Cummins Is Buying Parts Maker Meritor. It’s a Deal About EV Trucks.

Diesel-engine maker Cummins CMI + 0.32% revealed plans to buy truck parts maker Meritor mTOR + 45.54% in a deal that shows good things can happen with cheaper stocks. The transaction also makes clear that Cummins knows that heavy-duty trucks need to become more environmentally friendly.

Cummins (ticker: CMI) will pay $36.50 in cash for Meritor MTOR + 45.54% (mTOR). That's 48% higher than Meriter stock's $24.67 that closed Friday.

Meritor stock was at $35.25 in premarket trading Tuesday, down $1.25, or 3.4%, from the deal price. Trading below the deal price could mean investors don't expect a bidding war to begin. At a little over 3%, the discount is so low that investors don't expect any antitrust problems to emerge. This equals the return investors need to hold the stock from now until the close of the deal.

Cummins says the transaction should close by the end of 2022.

Cummins stock was down 0.6% in premarket trading. Futures were flat on the S&P 500 SPX-0.11% and the Dow Jones Industrial Average DJIA-0.52%.

“The acquisition of Meritor is a significant milestone for Cummins. Meritor is an industry leader, and the addition of their complementary strengths will help us address one of the most critical technology challenges of our age: of commercial and industrial applications.

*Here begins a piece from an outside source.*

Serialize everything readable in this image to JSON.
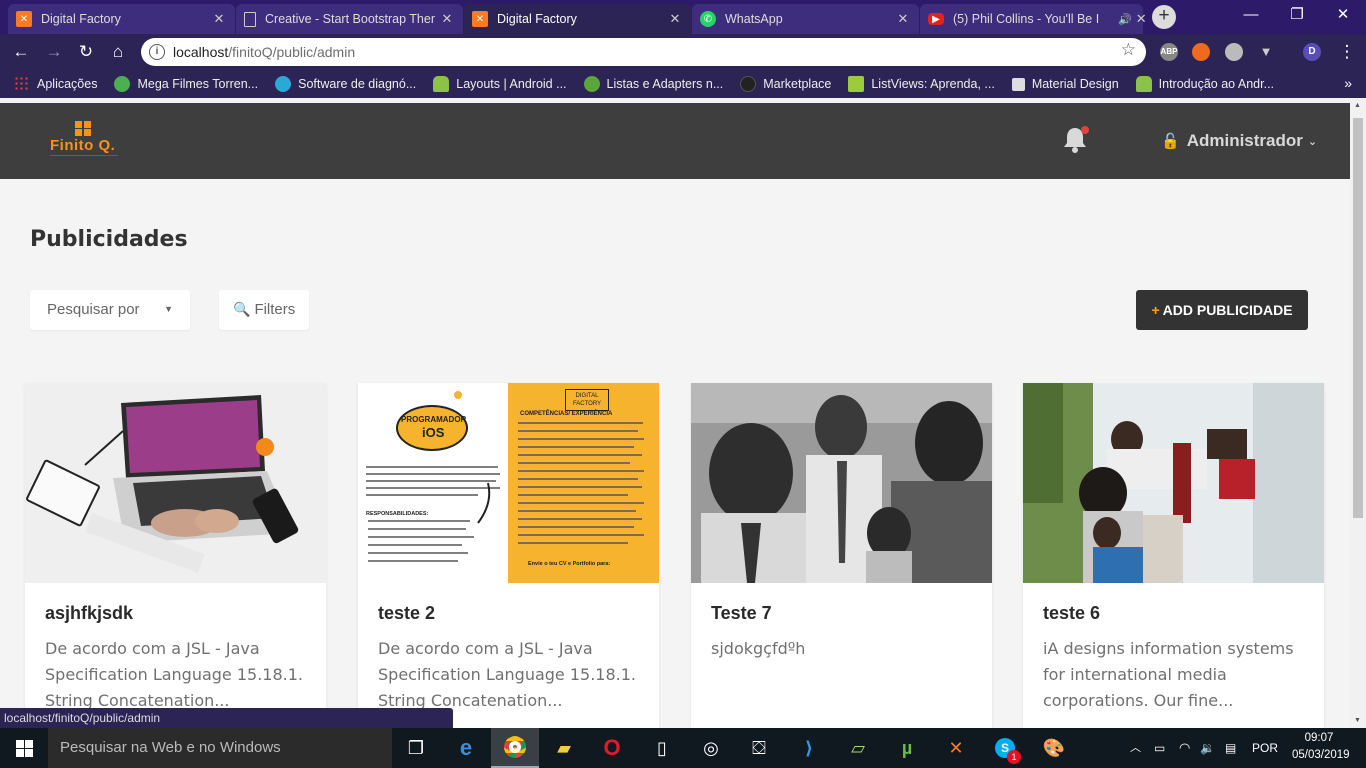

To develop an economically viable zero carbon solution,” said Cummins CEO Tom Lineberger in a company news release.

Buying a traditional truck parts manufacturer may not be motivated by the need to address climate change, but Meritor also makes parts for electric trucks, such as axles that have integrated electric motors.

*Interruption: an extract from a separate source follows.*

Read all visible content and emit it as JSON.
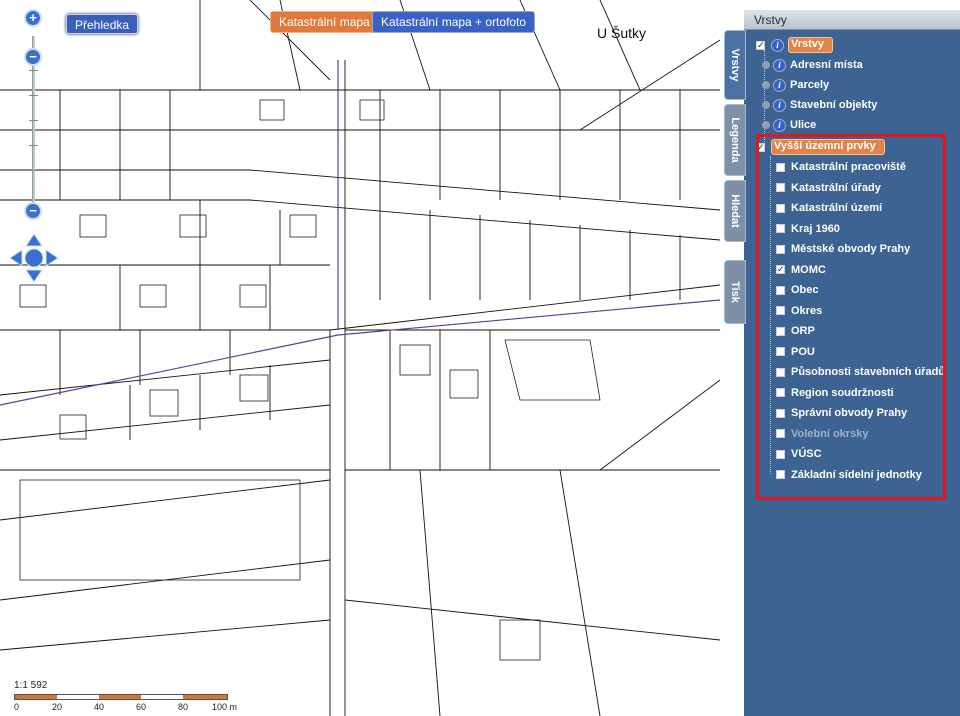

Although Cummins makes a lot of diesel engines, it is also investing in electric powertrains and hydrogen technology. Hydrogen gas can be burned or used to power fuel cells that generate electricity. And neither process involves the emission of carbon dioxide, the main gas responsible for climate change.

Barron wrote positively about Meritor in October, conceding that investors were underestimating the company's opportunity to increase the amount of its parts used in electric trucks. Investors were treating Meritor as a traditional truck-parts supplier that ran the risk of being disrupted by new technologies.

Coming into Tuesday's trading, Meritor stock traded at less than 7 times projected earnings per-share for 2022, while Cummins valued it at nearly 10 times. That's closer to the valuation of more diverse auto-parts suppliers. For example, BorgWarner trades at BWA-0.14% (BWA), nearly 10 times its expected 2022 earnings.

The deal could have a positive impact on other small-capitalization auto- and truck-part suppliers with lower price-to-earnings ratios. American Axel & Manufacturing AXL-0.30% (AXL) stock, for example, trades for about 6 times projected 2022 earnings. Its shares were up about 1% in premarket trading. Tenneco trades for TEN-0.19% (TEN) about 2 times projected 2022 earnings, but trading volume in the stock was light ahead of Tuesday's open. Price remained unchanged.